The argument that mandating the vaccine will encourage sexual activity by young girls is specious. My mother knew I was not sexually active, nor would she have condoned such behavior (still doesn't!). But she would have wanted to use every available tool to protect her child and she and my father would have been the ones making the decision for their underage daughter. Not government. Parents should have the final say.

JetBlue's Blues

Not sure how many airline travelers have ever been stuck on the tarmac but this one sure has, though not as long as some poor souls who got stuck over the nasty winter weekend for up to 11 hours on JetBlue. Think dank, airplane air constantly circulating. Babies crying, coughing fits, overfilled toilets with long lines and very little food except peanuts and soft drinks. Not pleasant.

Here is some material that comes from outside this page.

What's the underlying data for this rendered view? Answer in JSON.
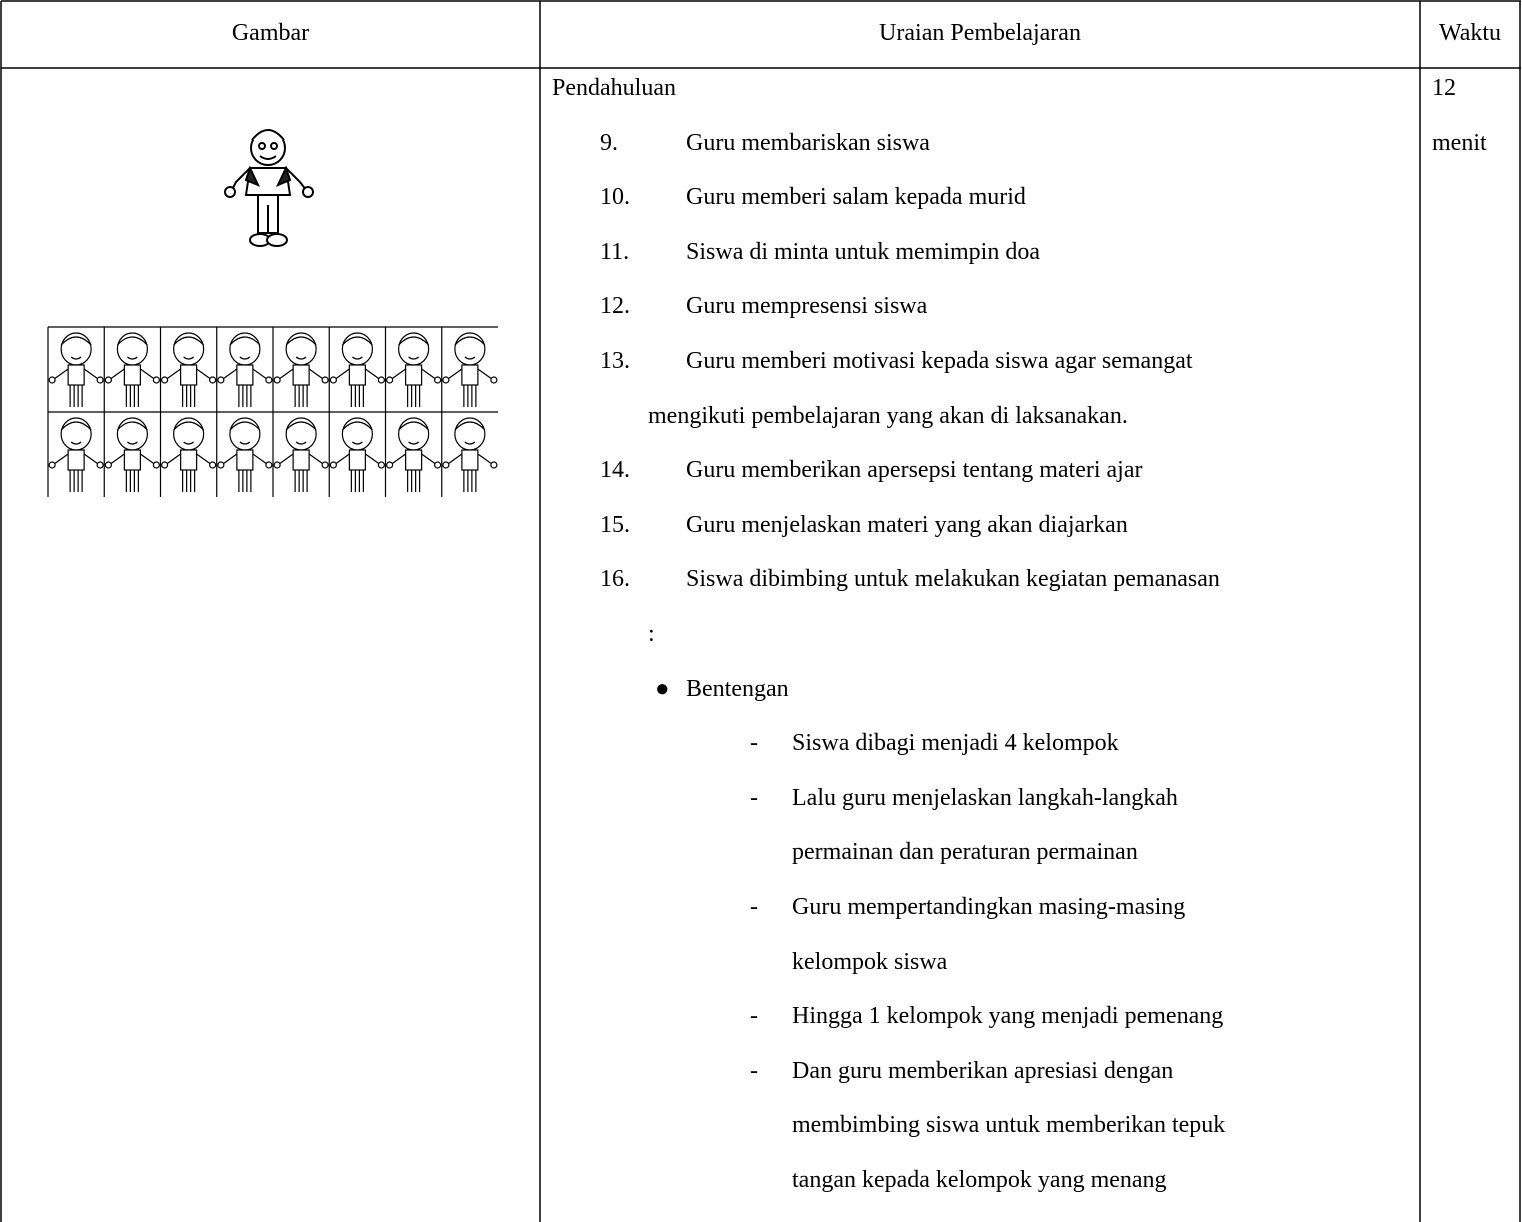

Unfortunately, passengers stuck on planes is not a rare occurence. Remember the January 1999  weekend, when a blizzard left thousands of passengers stranded for hours on Northwest Airlines planes at the airport in Detroit. Nasty scene.

But JetBlue. Whoda' thunk it?

To his credit, founder and chief executive of JetBlue David G. Neeleman has issued supreme apologies, quoted in The New York Times as being "humiliated and mortified." Perhaps passengers will benefit from the amends Neeleman plans to undertake: his company's own "customer bill of rights" that would finanically penalize JetBlue and reward passengers. Discussion is brewing about having Congress step in to pass legislation mandating limits on the time passengers can be kept or, as unlucky passengers might call it, "trapped," on a plane. But Kevin Mitchell, chairman of the Business Travel Coalition makes a good argument against government intervention, or a "Passenger Bill of Rights" such as the one being proposed by Sen. Barbara Boxer. As Mitchell said, "It is supreme hubris to think that Congress could divine a set of passenger service standards that would deliver intended benefits without risking safety margins."

Bottom line, as reported in The Buffalo News, low-fare airlines bring a different ballgame. I loved the quote by David Stempler, president of the Air Travelers Association: "This is the brave new world that has been created in this new low-fare era ... We are getting the kind of airline system that we have paid for."